C’est le burin qui détermina chez les Johannot la vocation du dessinateur. Il n’y a nulle étude préalable à l’origine de leurs illustrations. Les maîtres leur étaient inconnus. Ils n’avaient pas eu le temps de lire les chefs-d’œuvre de la peinture, tout occupés de parcourir les vieux missels, les chartes enluminées afin d’y surprendre le moindre détail du costume intéressant le moyen-âge. Bref, les premières investigations que firent Alfred et Tony Johannot dans le domaine de la couleur furent dirigées vers la couleur locale, l’exactitude. Initiation périlleuse. Leurs vignettes se comptent par milliers. Presque toutes sont charmantes. Ces deux jeunes hommes ont été pour notre temps de véritables, et brillants rénovateurs de l’illustration, telle que l’entendaient les maîtres habiles du dix-huitième siècle. Et Dieu sait quel trésor de grâce ils ont dépensé dans leurs figures, surtout dans les figures de femmes Le romantisme n’a rien rêvé de plus charmant. L’originalité est la qualité maîtresse de leur œuvre immense.

Je fis en 1832 leur portrait pour l’Artiste. Alfred était l’aîné. Très contenu, de manières réservées, parlant peu, il n’avait pas l’extérieur accueillant. Beaucoup de gens ont pris ces dehors pour de la froideur. Tel n’était pas le fond de sa nature. Alfred Johannot se sentait miné par une maladie de poitrine.
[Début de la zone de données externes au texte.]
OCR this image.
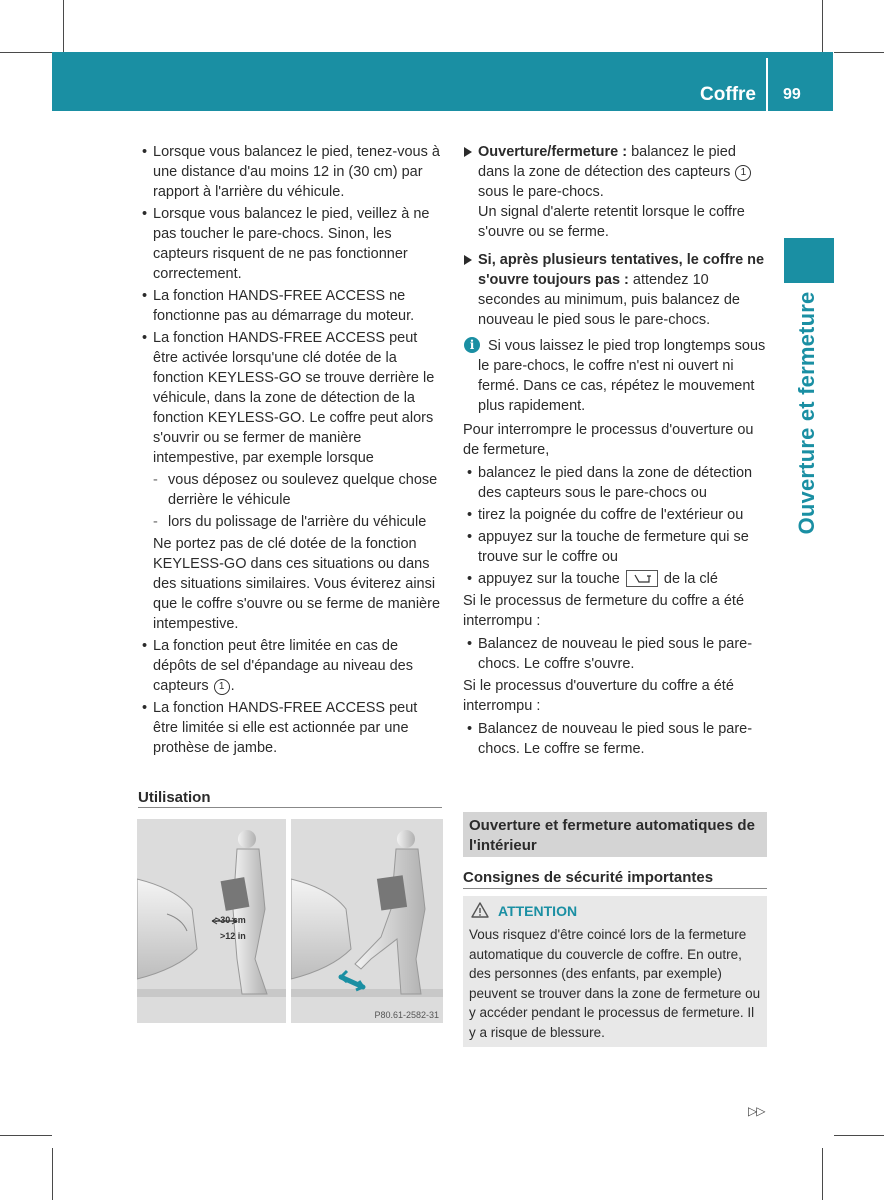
Coffre 99
Ouverture et fermeture

• Lorsque vous balancez le pied, tenez-vous à une distance d'au moins 12 in (30 cm) par rapport à l'arrière du véhicule.

• Lorsque vous balancez le pied, veillez à ne pas toucher le pare-chocs. Sinon, les capteurs risquent de ne pas fonctionner correctement.

• La fonction HANDS-FREE ACCESS ne fonctionne pas au démarrage du moteur.

• La fonction HANDS-FREE ACCESS peut être activée lorsqu'une clé dotée de la fonction KEYLESS-GO se trouve derrière le véhicule, dans la zone de détection de la fonction KEYLESS-GO. Le coffre peut alors s'ouvrir ou se fermer de manière intempestive, par exemple lorsque

- vous déposez ou soulevez quelque chose derrière le véhicule

- lors du polissage de l'arrière du véhicule

Ne portez pas de clé dotée de la fonction KEYLESS-GO dans ces situations ou dans des situations similaires. Vous éviterez ainsi que le coffre s'ouvre ou se ferme de manière intempestive.

• La fonction peut être limitée en cas de dépôts de sel d'épandage au niveau des capteurs 1 .

• La fonction HANDS-FREE ACCESS peut être limitée si elle est actionnée par une prothèse de jambe.

Utilisation
>30 cm
>12 in
P80.61-2582-31

Ouverture/fermeture : balancez le pied dans la zone de détection des capteurs 1 sous le pare-chocs.
Un signal d'alerte retentit lorsque le coffre s'ouvre ou se ferme.

Si, après plusieurs tentatives, le coffre ne s'ouvre toujours pas : attendez 10 secondes au minimum, puis balancez de nouveau le pied sous le pare-chocs.

i Si vous laissez le pied trop longtemps sous le pare-chocs, le coffre n'est ni ouvert ni fermé. Dans ce cas, répétez le mouvement plus rapidement.

Pour interrompre le processus d'ouverture ou de fermeture,

• balancez le pied dans la zone de détection des capteurs sous le pare-chocs ou

• tirez la poignée du coffre de l'extérieur ou

• appuyez sur la touche de fermeture qui se trouve sur le coffre ou

• appuyez sur la touche  de la clé

Si le processus de fermeture du coffre a été interrompu :

• Balancez de nouveau le pied sous le pare-chocs. Le coffre s'ouvre.

Si le processus d'ouverture du coffre a été interrompu :

• Balancez de nouveau le pied sous le pare-chocs. Le coffre se ferme.

Ouverture et fermeture automatiques de l'intérieur
Consignes de sécurité importantes
ATTENTION
Vous risquez d'être coincé lors de la fermeture automatique du couvercle de coffre. En outre, des personnes (des enfants, par exemple) peuvent se trouver dans la zone de fermeture ou y accéder pendant le processus de fermeture. Il y a risque de blessure.
▷▷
Lui-même m’a confié qu’il en était parfois à retenir sa respiration. Il est mort le 7 décembre 1837[1].

On conserve au Musée de Versailles plusieurs tableaux d’Alfred Johannot, remarquables par l’entente de la composition. Il avait acquis en dessinant ses innombrables vignettes une souplesse d’imagination qui le rendait apte à tirer un tableau de la moindre scène dont le hasard le faisait témoin. Une autre qualité qui distingue les compositions d’Alfred Johannot, c’est le naturel et la vérité de ses personnages. Tous sont authentiques. On dirait que le peintre a connu l’individu, la personne intime chez Rob-Roy ou Louis XI, qu’il a suivi ses héros à l’heure où ils se croyaient sans témoins, aussi l’attitude et le geste sont-ils de l’homme. Quant aux fonds dans les tableaux d’Alfred Johannot, ils n’ont jamais rien de banal le peintre les recule à son gré d’après des mathématiques dont lui seul est maître.

  1. L’éditeur de 1885 laisse dire à Gigoux que Johannot mourut « vers I836 ». Il eût suffi d’ouvrir une biographie du peintre pour rectifier cette erreur de mémoire.